For those who don’t follow Christ, doesn’t society mandate us to be kind, to love each other? Love permeates our culture. It is in our music, those warm fuzzy TV commercials, and at the movies. It seems we are surrounded by an expectation of Love. Growing up in the sixties, our generation was nicknamed the “Love Generation,” where we declared love was free, and it was all we needed. We even dedicated an entire season to it: The “Summer of Love.” One of my favorite bands in the sixties, The Beatles, taught us that “All You Need is Love” and that love was the answer to most of the problems of the world. John Lennon’s famous quote, “Love is the Answer.
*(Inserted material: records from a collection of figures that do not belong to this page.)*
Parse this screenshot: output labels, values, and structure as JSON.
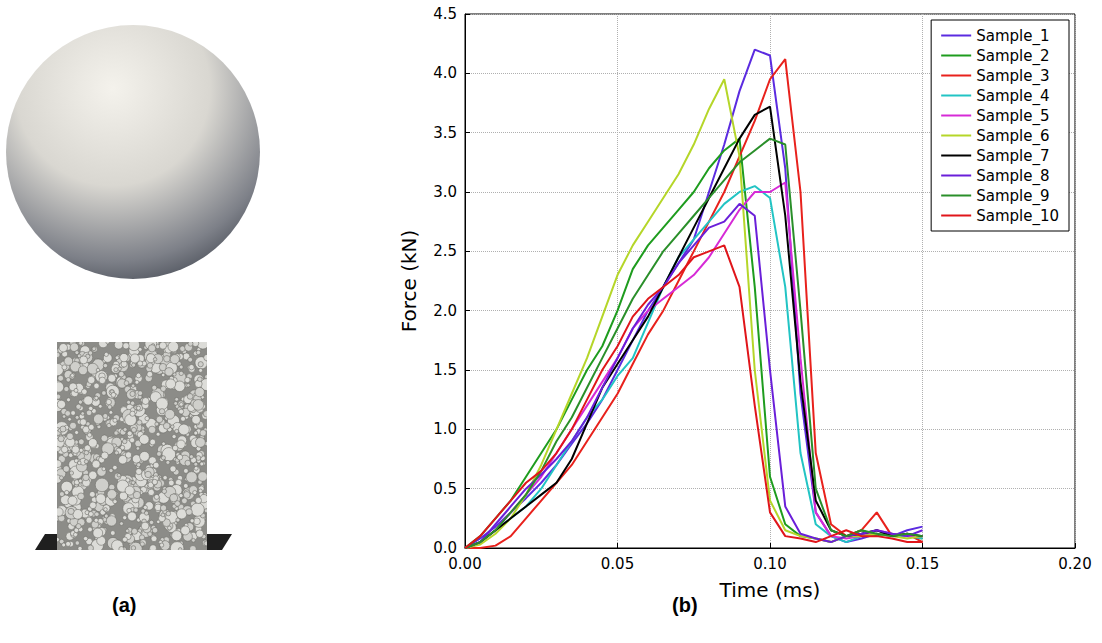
{
  "figure": {
    "panel_labels": [
      "(a)",
      "(b)"
    ]
  },
  "chart_data": {
    "type": "line",
    "x_label": "Time (ms)",
    "y_label": "Force (kN)",
    "xlim": [
      0,
      0.2
    ],
    "xticks": [
      {
        "value": 0,
        "label": "0.00"
      },
      {
        "value": 0.05,
        "label": "0.05"
      },
      {
        "value": 0.1,
        "label": "0.10"
      },
      {
        "value": 0.15,
        "label": "0.15"
      },
      {
        "value": 0.2,
        "label": "0.20"
      }
    ],
    "ylim": [
      0,
      4.5
    ],
    "yticks": [
      {
        "value": 0,
        "label": "0.0"
      },
      0.5,
      {
        "value": 1,
        "label": "1.0"
      },
      1.5,
      {
        "value": 2,
        "label": "2.0"
      },
      2.5,
      {
        "value": 3,
        "label": "3.0"
      },
      3.5,
      {
        "value": 4,
        "label": "4.0"
      },
      4.5
    ],
    "grid": true,
    "legend": "top-right",
    "x": [
      0,
      0.005,
      0.01,
      0.015,
      0.02,
      0.025,
      0.03,
      0.035,
      0.04,
      0.045,
      0.05,
      0.055,
      0.06,
      0.065,
      0.07,
      0.075,
      0.08,
      0.085,
      0.09,
      0.095,
      0.1,
      0.105,
      0.11,
      0.115,
      0.12,
      0.125,
      0.13,
      0.135,
      0.14,
      0.145,
      0.15
    ],
    "series": [
      {
        "name": "Sample_1",
        "color": "#5b2be0",
        "values": [
          0,
          0.08,
          0.18,
          0.3,
          0.42,
          0.55,
          0.7,
          0.88,
          1.05,
          1.25,
          1.5,
          1.75,
          2.0,
          2.2,
          2.4,
          2.6,
          3.0,
          3.4,
          3.85,
          4.2,
          4.15,
          3.2,
          1.3,
          0.3,
          0.1,
          0.05,
          0.08,
          0.12,
          0.1,
          0.15,
          0.18
        ]
      },
      {
        "name": "Sample_2",
        "color": "#1e9c1e",
        "values": [
          0,
          0.1,
          0.25,
          0.4,
          0.6,
          0.8,
          1.0,
          1.25,
          1.5,
          1.7,
          2.0,
          2.35,
          2.55,
          2.7,
          2.85,
          3.0,
          3.2,
          3.35,
          3.45,
          2.2,
          0.6,
          0.2,
          0.1,
          0.08,
          0.05,
          0.1,
          0.15,
          0.1,
          0.12,
          0.1,
          0.08
        ]
      },
      {
        "name": "Sample_3",
        "color": "#e8211c",
        "values": [
          0,
          0,
          0.02,
          0.1,
          0.25,
          0.4,
          0.55,
          0.7,
          0.9,
          1.1,
          1.3,
          1.55,
          1.8,
          2.0,
          2.25,
          2.5,
          2.75,
          3.0,
          3.3,
          3.6,
          3.95,
          4.12,
          3.0,
          0.8,
          0.2,
          0.1,
          0.15,
          0.3,
          0.1,
          0.12,
          0.05
        ]
      },
      {
        "name": "Sample_4",
        "color": "#22c4c4",
        "values": [
          0,
          0.05,
          0.15,
          0.25,
          0.35,
          0.5,
          0.7,
          0.9,
          1.1,
          1.25,
          1.45,
          1.6,
          1.9,
          2.2,
          2.45,
          2.6,
          2.75,
          2.9,
          3.0,
          3.05,
          2.95,
          2.2,
          0.8,
          0.2,
          0.1,
          0.05,
          0.1,
          0.12,
          0.1,
          0.1,
          0.08
        ]
      },
      {
        "name": "Sample_5",
        "color": "#d62ad6",
        "values": [
          0,
          0.05,
          0.15,
          0.3,
          0.45,
          0.6,
          0.8,
          1.0,
          1.2,
          1.4,
          1.6,
          1.85,
          2.0,
          2.1,
          2.2,
          2.3,
          2.45,
          2.65,
          2.85,
          3.0,
          3.0,
          3.08,
          1.6,
          0.3,
          0.1,
          0.08,
          0.1,
          0.15,
          0.12,
          0.1,
          0.1
        ]
      },
      {
        "name": "Sample_6",
        "color": "#b5d629",
        "values": [
          0,
          0.03,
          0.12,
          0.25,
          0.45,
          0.7,
          1.0,
          1.3,
          1.6,
          1.95,
          2.3,
          2.55,
          2.75,
          2.95,
          3.15,
          3.4,
          3.7,
          3.95,
          3.3,
          1.5,
          0.4,
          0.15,
          0.1,
          0.08,
          0.05,
          0.1,
          0.1,
          0.12,
          0.1,
          0.08,
          0.1
        ]
      },
      {
        "name": "Sample_7",
        "color": "#000000",
        "values": [
          0,
          0.05,
          0.15,
          0.25,
          0.35,
          0.45,
          0.55,
          0.75,
          1.05,
          1.35,
          1.55,
          1.75,
          1.95,
          2.2,
          2.45,
          2.7,
          2.95,
          3.2,
          3.45,
          3.65,
          3.72,
          2.8,
          1.4,
          0.4,
          0.15,
          0.1,
          0.12,
          0.15,
          0.1,
          0.12,
          0.1
        ]
      },
      {
        "name": "Sample_8",
        "color": "#6a1fd9",
        "values": [
          0,
          0.05,
          0.2,
          0.35,
          0.5,
          0.62,
          0.75,
          0.9,
          1.1,
          1.35,
          1.6,
          1.85,
          2.05,
          2.2,
          2.4,
          2.55,
          2.7,
          2.75,
          2.9,
          2.8,
          1.5,
          0.35,
          0.12,
          0.08,
          0.05,
          0.1,
          0.12,
          0.15,
          0.12,
          0.1,
          0.15
        ]
      },
      {
        "name": "Sample_9",
        "color": "#2a8f2a",
        "values": [
          0,
          0.05,
          0.15,
          0.3,
          0.45,
          0.65,
          0.9,
          1.1,
          1.35,
          1.6,
          1.85,
          2.1,
          2.3,
          2.5,
          2.65,
          2.8,
          2.95,
          3.1,
          3.25,
          3.35,
          3.45,
          3.4,
          2.0,
          0.5,
          0.15,
          0.1,
          0.15,
          0.12,
          0.1,
          0.12,
          0.1
        ]
      },
      {
        "name": "Sample_10",
        "color": "#e0151a",
        "values": [
          0,
          0.1,
          0.25,
          0.4,
          0.55,
          0.65,
          0.8,
          1.0,
          1.25,
          1.5,
          1.7,
          1.95,
          2.1,
          2.2,
          2.3,
          2.45,
          2.5,
          2.55,
          2.2,
          1.2,
          0.3,
          0.1,
          0.08,
          0.05,
          0.1,
          0.15,
          0.1,
          0.1,
          0.08,
          0.05,
          0.05
        ]
      }
    ]
  }
}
What was the Question?” said it all.
If we humans are so fixated on love, why is there so much hatred, rage and anger in the world? Sadly, even inside of our church communities, love seems to be idle, giving way to divisiveness, competition, and separation from others. Love has been examined, dissected, and philosophized about since the first human walked the planet. We have been taught there are multiple versions of love; variations based on language, psychological perception, and biblical interpretations.
Each explanation breaks love into multiple descriptions, most tied to physical feelings. Are we over-analyzing love into obscurity? The smaller the variant, the less significant each piece is. Don’t we work to “divide and conquer” most things that we don’t understand or can’t control?
Throughout my life, loving my fellow man has been the anchor in my relationships; personally, casually, and in my career. Not one love for this person, and another type of love for someone else. Instead, my goal was to always lead with unconditional love. That is, love without requirements, specifications, or expectations of reciprocation. Love based in caring and empathy, instead of physical feelings. Not always an easy path.
My book, Love Others Loudly is a story of how love has always worked in my life and is still at the core of all my interactions with others. How leading with unconditional love guided my steps; keeping me focused on the needs of others and not myself. A path that took a high school dropout working 12 hours a day in a dirty warehouse in Des Moines, Iowa, to the senior management staff of a Fortune 500 company and beyond.
“God blesses us, not for ourselves, He blesses us so that we may bless others."
Rowdy Van Horn, Pastor, One Church, Scottsdale
Above all, LOVE!
"Above all, love each other deeply, because love covers over a multitude of sins."